The Coinbase CEO claimed that partners at these law firms seemed “unaware of the crypto industry’s position on this,” highlighting Milbank’s appointment of former SEC Enforcement Division Director Gurbir S. Grewal as a partner in October. “We don't work with them now (and never will while he works there),” Armstrong said.

As the security watchdog’s top cop, Grewal filed enforcement actions against several prominent U.S.-based crypto companies, including Coinbase, Kraken and Ripple, as well as international entities like Binance. 

During the current administration, the SEC issued a slew of Wells Notices to crypto firms, including Uniswap Labs, Robinhood Crypto and OpenSea, informing them that enforcement action may be pending.

Gensler, who recently announced plans to leave the agency on January 20, 2025, has persistently maintained that most cryptocurrencies qualify as securities and urged crypto firms to register with the SEC. However, some in the crypto industry have fought back, saying that it's impossible to register with the agency, partly because rules were made for more traditional entities that are different from the digital asset industry.

“It's an ethics violation in my book to try and unlawfully kill an industry while refusing to publish clear rules,” Armstrong said. “If you were senior there, you cannot say you were just following orders.

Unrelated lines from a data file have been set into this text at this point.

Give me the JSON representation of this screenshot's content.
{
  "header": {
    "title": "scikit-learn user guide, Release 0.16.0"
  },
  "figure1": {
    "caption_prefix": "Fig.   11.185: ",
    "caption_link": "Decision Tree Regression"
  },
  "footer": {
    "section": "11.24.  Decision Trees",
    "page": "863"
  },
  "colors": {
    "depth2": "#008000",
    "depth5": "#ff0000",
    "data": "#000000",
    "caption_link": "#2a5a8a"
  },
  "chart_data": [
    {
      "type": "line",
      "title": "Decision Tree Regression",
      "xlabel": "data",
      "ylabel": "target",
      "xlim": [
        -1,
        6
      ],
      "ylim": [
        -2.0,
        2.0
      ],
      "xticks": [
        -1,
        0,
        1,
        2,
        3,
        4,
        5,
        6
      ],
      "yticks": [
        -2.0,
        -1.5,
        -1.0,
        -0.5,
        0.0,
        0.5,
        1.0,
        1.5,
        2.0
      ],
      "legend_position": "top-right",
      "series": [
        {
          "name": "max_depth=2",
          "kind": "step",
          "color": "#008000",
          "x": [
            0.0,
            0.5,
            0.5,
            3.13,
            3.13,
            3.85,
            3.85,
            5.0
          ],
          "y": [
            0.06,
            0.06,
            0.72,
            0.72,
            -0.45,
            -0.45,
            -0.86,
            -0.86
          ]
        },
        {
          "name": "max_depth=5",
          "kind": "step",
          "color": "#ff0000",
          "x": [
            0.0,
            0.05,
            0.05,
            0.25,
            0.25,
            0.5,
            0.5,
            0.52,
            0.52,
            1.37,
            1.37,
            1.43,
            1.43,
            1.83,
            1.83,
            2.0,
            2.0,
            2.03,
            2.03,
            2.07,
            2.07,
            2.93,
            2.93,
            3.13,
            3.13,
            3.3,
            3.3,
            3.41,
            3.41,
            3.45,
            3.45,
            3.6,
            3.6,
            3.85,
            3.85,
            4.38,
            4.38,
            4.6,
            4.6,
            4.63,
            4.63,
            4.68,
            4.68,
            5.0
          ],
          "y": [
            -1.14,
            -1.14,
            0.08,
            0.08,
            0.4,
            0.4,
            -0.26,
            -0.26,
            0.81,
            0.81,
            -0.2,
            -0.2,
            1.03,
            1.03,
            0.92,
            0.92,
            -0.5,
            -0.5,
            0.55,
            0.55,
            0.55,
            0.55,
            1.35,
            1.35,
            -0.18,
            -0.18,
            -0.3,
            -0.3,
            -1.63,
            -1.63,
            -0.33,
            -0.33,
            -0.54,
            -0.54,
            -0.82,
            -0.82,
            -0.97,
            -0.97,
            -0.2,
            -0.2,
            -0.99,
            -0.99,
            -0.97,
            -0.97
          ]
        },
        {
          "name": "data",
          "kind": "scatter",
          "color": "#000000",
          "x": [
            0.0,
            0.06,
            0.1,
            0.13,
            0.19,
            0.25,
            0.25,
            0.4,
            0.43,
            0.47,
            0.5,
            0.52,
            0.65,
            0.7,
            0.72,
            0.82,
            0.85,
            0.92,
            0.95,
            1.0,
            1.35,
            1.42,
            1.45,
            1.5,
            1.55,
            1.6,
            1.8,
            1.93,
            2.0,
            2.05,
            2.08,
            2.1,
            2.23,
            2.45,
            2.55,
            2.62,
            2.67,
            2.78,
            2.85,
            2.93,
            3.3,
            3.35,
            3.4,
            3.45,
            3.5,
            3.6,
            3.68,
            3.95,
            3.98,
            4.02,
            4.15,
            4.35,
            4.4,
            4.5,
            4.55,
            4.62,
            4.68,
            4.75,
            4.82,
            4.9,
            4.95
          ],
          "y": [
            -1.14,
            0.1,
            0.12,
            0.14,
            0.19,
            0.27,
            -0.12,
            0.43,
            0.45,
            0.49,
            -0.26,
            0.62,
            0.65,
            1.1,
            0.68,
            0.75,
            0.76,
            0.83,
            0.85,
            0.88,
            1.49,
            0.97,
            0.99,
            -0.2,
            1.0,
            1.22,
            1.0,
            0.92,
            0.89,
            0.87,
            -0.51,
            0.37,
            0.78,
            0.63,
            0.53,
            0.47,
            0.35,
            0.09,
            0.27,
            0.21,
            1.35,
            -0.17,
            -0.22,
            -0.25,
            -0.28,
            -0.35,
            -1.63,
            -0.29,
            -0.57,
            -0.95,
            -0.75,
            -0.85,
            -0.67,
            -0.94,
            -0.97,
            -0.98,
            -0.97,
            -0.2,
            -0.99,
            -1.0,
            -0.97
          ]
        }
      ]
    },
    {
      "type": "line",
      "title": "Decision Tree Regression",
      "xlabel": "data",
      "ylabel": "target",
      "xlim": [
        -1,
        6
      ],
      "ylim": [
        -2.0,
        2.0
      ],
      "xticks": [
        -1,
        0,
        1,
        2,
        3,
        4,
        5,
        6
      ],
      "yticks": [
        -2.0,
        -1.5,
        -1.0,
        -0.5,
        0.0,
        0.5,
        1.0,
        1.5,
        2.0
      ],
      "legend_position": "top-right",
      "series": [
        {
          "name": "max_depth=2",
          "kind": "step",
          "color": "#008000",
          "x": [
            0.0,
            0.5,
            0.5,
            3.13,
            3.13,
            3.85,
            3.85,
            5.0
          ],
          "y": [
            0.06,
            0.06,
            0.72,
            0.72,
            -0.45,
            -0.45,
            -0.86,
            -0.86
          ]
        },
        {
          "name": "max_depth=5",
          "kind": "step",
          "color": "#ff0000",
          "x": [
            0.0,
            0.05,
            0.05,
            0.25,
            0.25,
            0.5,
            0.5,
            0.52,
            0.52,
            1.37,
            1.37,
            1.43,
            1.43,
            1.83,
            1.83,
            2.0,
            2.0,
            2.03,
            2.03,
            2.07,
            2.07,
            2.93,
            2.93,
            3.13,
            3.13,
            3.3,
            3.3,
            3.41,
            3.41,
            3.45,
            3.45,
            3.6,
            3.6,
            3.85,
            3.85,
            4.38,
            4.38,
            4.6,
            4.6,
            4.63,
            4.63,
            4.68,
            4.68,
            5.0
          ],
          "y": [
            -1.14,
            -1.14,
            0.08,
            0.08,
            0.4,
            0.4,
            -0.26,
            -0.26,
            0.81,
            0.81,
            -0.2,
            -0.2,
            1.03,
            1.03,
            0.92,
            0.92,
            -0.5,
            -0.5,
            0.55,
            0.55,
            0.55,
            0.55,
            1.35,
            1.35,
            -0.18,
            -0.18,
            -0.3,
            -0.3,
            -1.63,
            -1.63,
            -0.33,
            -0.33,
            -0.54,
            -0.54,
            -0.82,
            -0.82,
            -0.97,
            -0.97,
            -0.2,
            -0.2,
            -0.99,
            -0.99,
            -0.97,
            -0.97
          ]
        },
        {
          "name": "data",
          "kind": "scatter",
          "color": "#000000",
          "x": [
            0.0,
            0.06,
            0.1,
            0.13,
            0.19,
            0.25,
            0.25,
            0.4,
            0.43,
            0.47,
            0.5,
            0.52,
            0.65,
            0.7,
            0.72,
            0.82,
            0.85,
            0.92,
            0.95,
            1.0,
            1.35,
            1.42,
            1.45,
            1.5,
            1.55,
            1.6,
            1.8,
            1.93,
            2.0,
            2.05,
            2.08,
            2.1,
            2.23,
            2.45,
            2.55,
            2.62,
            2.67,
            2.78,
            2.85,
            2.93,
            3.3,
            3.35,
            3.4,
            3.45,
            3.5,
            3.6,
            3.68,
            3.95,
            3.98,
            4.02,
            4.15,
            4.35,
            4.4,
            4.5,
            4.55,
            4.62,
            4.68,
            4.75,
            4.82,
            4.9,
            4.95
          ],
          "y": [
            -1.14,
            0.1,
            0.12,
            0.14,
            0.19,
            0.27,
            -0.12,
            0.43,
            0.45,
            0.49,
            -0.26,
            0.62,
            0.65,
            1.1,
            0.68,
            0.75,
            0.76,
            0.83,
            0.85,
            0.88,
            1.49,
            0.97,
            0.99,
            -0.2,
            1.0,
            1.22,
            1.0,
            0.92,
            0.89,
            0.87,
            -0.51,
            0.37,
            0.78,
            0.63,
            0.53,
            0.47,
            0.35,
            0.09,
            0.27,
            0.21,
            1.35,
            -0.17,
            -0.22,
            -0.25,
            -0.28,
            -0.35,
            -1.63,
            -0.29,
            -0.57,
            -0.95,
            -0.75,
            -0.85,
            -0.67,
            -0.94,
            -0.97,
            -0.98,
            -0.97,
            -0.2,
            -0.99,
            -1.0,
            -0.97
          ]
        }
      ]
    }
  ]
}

They had the option to leave the SEC, and many good people did. It was not a normal SEC tenure.”

Armstrong clarified he had no issue with them seeking employment elsewhere and did not believe in “permanently canceling people,” but said the crypto industry should not be putting money in their pocket given the agency’s stance during the period. “Let your law firms know that hiring these folks means losing you as a client,” he urged other crypto businesses.

Following several pro-crypto pledges during the U.S. election campaign, including a promise to fire Gensler and dilute the SEC’s role under a new crypto-friendly regulatory framework, there is hope in the industry that incoming President Donald Trump’s administration will work with it more collaboratively.

Trump also pledged to end “Operation Choke Point 2.0,” referring to the alleged targeted actions to disconnect crypto businesses from financial services amid heightened regulatory oversight in recent years. Armstrong previously said this alleged debanking of crypto firms was “one of the most unethical and un-American things that happened in the Biden administration,” suggesting it was a major factor in the Democrats losing the election.